March 04, 2011

Before I Forget

I want to kiss you before I forget what you taste like
I want to hold you before I forget what you feel like
I want to lie in your bed before I forget what your sheets smell like
but the loud humming of machines is all I can hear
not a taste, touch or smell can penetrate the clouds in my ears.

I want the image of you standing behind me, kissing where my neck meets my shoulder to be a memory not a dream
I want to lay my head on your bare chest to hear your caged heart thrash against your ribs.
I want to have a pocket full of postcards of all the places we have been
but never leave the crushing softness of your bed.

All these wants are left for wishes as you kick me with compliments and shuffle off leaving a wake of my oozing heart.
Do I run after you and grab your hand in defiance?
No, you continue to lead this waltz to nowhere
less of a dance, more of a silent stand off for good face time

Invite me somewhere with you
Ask me to wrap my arms around you once more before the week ends.
I have chills that speak to the cold of the surroundings
but from this freezing tower I look out on humid nights
and wait for you to offer your hand for a promenading debut

It's just that I may catch a chill before you have the opportunity to offer said palm.
So hurry and turns my wants and dreams to reality before I forget.

March 01, 2011

Fickle Friction

I watch you sleep and crave to kiss you in the dark glow of your television. Your heavy breathing calls for heavy petting but I waver to wake you. Instead I plant soft kisses on your shoulders, you stir awake with gratitude but fall back to dreamland just as quickly. I need more, I'm uneasy as the week begins again but I can't fight for a love that isn't there or must be hidden between corps and corporations. We rile for the weekend but the mean time leaves me lethargic. My past haunts me telephonically as I wisp in and out of daydreams, the rendering leaves time for such leisurely luxuries. I'd have to assume it's the friction or lack there of that would turn lovers to "brothers" but such assumptions leave me cold and yearning for something less familial. I ought to let it be a lesson in you scratch my back I'll scratch yours but this despondency leaves me itching for something more.  Maybe the novelty has worn off, maybe you only like me when you're drunk and lonely, maybe I've become too needy, but mostly I've turned to over analyzing instead of living in the glorious moment of now. Each new scene, each new experience as a life builds itself 3,000 miles away from what once was home. 

February 24, 2011

More Beauty

Now that the pressures of the weekend and simpleties of life have found a resting place in my psyche I can get back to the beautiful. I can stop blaming you for my fears and find myself once again entranced by the thought of you. I long to find your profile in the darkness of dawn and plant firm kisses on your shoulders while you waver between sleep and dreams. Pushing fears at you, holding back tears from you was a repercussion of running from you and now our Benjamin Button of a relationship finds middle age. Our time as roommates closes as I strike out on my own, we both continue to unfold like lotus, softer, smoother spots become exposed. Dark clouds cover what's left of a pumpkin colored moon as I slide down and sit back with a smitten smile. This beauty is far better than giving into the anxiety of a life yet to be lived. 

February 21, 2011

A Mild Separation Anxiety Attack

Caffeine and alcohol induced dehydration, I sweat alone in your sheets and put off the reality of 8 blocks. Time to get up young lady, time to grow up little girl. Maybe I can shower it off and disappear before you get back, a look of squinted confusion, all that's left of a hidden romance. Instead I rush to the bottoms of sweet flavored vodka drinks and rush towards your bed. Time to get up little girl, wipe the sleep from your eyes and start building your own bed. You made me want to read Cosmopolitan and then didn't answer my inquiries, you left me languishing and learned from my white lies and half truths and used them against me. It hurts today, it's really fucking scary today and I want to run to you and cry but that's the last place I should go. 

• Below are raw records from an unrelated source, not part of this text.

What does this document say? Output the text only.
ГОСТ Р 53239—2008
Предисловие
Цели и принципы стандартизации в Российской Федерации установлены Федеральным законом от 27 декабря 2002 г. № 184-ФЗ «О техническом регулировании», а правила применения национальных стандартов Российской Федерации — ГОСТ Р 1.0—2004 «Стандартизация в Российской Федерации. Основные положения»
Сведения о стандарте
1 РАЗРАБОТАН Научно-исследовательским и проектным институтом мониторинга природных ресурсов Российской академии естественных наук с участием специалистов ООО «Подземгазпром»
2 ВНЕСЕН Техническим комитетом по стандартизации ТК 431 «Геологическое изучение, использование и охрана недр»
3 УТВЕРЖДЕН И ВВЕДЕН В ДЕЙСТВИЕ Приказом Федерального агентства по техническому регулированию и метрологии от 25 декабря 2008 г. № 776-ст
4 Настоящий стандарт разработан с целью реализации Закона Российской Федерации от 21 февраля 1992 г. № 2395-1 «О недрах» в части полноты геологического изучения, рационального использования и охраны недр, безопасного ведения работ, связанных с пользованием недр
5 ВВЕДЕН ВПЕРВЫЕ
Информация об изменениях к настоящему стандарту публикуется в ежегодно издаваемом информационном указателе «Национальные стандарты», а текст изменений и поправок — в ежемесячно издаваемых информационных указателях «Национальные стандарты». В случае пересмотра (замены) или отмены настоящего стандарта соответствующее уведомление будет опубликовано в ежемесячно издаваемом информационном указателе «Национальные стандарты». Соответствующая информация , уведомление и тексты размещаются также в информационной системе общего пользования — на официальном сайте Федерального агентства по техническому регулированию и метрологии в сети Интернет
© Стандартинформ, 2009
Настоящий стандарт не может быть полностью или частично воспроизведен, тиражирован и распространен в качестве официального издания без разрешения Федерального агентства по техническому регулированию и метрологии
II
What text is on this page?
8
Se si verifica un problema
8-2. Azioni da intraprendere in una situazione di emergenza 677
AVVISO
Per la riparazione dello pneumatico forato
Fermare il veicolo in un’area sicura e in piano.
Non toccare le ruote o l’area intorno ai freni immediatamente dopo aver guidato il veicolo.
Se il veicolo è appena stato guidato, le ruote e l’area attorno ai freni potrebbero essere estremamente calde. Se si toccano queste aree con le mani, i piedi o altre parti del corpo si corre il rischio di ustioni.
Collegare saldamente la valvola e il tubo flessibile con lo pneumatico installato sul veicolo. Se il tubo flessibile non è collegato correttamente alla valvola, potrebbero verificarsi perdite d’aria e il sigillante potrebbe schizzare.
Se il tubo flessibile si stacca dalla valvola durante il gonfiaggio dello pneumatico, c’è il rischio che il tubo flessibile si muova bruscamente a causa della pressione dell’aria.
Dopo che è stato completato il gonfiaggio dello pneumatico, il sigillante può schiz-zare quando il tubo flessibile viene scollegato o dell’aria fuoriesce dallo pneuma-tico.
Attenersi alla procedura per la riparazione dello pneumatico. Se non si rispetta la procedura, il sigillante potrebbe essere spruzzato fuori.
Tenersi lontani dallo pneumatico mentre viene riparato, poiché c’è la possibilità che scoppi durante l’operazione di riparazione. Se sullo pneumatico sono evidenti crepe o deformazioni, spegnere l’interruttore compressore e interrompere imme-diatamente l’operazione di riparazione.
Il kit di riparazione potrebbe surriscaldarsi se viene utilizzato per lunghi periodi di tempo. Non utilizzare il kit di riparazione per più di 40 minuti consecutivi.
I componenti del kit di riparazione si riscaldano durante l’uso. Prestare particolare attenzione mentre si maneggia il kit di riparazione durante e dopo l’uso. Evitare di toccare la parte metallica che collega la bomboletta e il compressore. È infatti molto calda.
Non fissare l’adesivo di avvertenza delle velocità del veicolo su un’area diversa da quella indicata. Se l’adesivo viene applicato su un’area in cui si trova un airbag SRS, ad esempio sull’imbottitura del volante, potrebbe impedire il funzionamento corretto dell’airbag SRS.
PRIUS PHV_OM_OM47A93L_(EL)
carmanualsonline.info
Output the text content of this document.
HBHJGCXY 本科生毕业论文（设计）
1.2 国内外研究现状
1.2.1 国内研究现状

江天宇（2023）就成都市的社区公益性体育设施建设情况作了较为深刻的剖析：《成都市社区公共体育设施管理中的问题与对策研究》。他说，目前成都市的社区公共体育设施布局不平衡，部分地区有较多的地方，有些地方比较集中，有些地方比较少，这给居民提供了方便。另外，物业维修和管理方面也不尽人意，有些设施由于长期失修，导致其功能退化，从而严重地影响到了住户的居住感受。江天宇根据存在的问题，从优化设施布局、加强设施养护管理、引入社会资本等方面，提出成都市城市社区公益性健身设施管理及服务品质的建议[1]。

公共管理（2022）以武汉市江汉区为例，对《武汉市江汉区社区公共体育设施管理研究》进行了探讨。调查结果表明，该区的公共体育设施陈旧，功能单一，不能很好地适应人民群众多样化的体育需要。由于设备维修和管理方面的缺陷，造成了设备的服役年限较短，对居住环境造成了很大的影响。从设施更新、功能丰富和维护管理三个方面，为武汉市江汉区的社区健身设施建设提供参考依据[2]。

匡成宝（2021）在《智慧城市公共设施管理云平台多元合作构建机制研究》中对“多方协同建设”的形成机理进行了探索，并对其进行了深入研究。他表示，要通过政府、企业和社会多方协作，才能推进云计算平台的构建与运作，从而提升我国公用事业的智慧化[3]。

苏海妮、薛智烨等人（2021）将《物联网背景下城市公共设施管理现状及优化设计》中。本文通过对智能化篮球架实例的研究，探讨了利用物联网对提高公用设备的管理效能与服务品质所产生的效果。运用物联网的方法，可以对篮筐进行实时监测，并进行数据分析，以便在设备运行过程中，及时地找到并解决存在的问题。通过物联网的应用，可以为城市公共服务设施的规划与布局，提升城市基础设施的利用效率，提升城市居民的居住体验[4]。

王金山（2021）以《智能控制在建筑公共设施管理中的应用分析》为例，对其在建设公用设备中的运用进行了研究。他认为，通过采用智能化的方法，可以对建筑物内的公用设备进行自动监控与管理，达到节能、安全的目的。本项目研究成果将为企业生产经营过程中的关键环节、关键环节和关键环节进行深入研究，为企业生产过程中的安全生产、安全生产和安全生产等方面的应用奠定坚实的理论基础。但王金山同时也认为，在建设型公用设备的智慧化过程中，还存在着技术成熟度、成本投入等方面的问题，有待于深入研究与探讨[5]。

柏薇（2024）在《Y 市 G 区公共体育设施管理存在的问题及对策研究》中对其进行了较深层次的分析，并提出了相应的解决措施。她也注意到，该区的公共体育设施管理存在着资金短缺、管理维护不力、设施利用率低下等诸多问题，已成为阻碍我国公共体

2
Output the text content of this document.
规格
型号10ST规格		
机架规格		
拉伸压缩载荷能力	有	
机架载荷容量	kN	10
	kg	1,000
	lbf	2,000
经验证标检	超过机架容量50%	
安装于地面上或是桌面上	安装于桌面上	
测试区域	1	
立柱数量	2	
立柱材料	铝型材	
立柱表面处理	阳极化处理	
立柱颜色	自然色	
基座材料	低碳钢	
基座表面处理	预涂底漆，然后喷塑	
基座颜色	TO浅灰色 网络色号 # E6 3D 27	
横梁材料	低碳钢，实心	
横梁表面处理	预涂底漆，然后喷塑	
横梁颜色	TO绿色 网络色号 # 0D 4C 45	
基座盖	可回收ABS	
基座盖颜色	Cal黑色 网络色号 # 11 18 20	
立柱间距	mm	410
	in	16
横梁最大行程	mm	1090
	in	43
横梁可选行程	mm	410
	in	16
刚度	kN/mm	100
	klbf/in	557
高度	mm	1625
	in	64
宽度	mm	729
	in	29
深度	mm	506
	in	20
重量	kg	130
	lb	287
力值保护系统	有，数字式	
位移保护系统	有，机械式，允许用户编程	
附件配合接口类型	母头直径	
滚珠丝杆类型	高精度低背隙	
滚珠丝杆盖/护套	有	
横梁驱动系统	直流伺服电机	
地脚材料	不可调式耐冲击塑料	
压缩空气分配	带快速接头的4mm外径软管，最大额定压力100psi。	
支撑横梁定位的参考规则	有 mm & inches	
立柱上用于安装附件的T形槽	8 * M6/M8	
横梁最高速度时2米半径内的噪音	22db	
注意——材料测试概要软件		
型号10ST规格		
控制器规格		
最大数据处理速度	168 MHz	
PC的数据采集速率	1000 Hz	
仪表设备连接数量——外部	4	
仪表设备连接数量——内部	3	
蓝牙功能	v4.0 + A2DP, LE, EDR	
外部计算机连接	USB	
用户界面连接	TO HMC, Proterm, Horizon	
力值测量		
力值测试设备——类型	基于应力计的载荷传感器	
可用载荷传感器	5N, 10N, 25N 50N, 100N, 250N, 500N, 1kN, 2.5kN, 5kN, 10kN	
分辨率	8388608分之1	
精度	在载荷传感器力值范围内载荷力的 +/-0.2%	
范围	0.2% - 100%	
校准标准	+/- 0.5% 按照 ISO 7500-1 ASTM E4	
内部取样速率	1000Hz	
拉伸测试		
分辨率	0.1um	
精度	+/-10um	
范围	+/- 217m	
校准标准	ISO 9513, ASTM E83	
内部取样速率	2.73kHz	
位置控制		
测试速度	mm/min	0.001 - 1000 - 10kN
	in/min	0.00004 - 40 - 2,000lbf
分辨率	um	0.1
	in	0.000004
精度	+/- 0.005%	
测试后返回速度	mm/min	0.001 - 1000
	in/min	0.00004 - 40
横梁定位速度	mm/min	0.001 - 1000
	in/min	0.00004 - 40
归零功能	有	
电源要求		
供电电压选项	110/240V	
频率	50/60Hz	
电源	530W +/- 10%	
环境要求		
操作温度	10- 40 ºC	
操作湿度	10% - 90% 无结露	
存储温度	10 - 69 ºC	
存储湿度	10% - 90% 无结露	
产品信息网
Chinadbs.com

Standing alone in my empty house only now does the reality of what I've done set it in, I've traversed miles again, this time in a quest for experience this time alone. One solemn tear, streams down along my cheek just as I slip slid away again. I wanted you to be a security blanket, but it might be time to sleep alone. 

February 19, 2011

They Knew it to Be True Before it Was

Slumbering in your big bed, your fingers find mine and I flutter awake with a smile. I was trying to push out of my comfort zone but continue to find myself wrapped in your arms under your sheets. I fiend to dream of you all day, by night I nuzzle in your scent, you leave me grinning more than I am used to. We engage in a game of shhhhh, secrets abound, we delicately dance about the situation in hopes no one will notice. Each look calculated, each touch, each spoken word a novelty until we find ourselves alone and trip down hidden paths gripped tightly together stopping for long awaited kisses and embraces. I want to shower your neck with short kisses and find your gaze across every table. The pressure is tangible as our time playing house comes to a close, as neighbors will we find the same thrills or something more reasonably melancholy?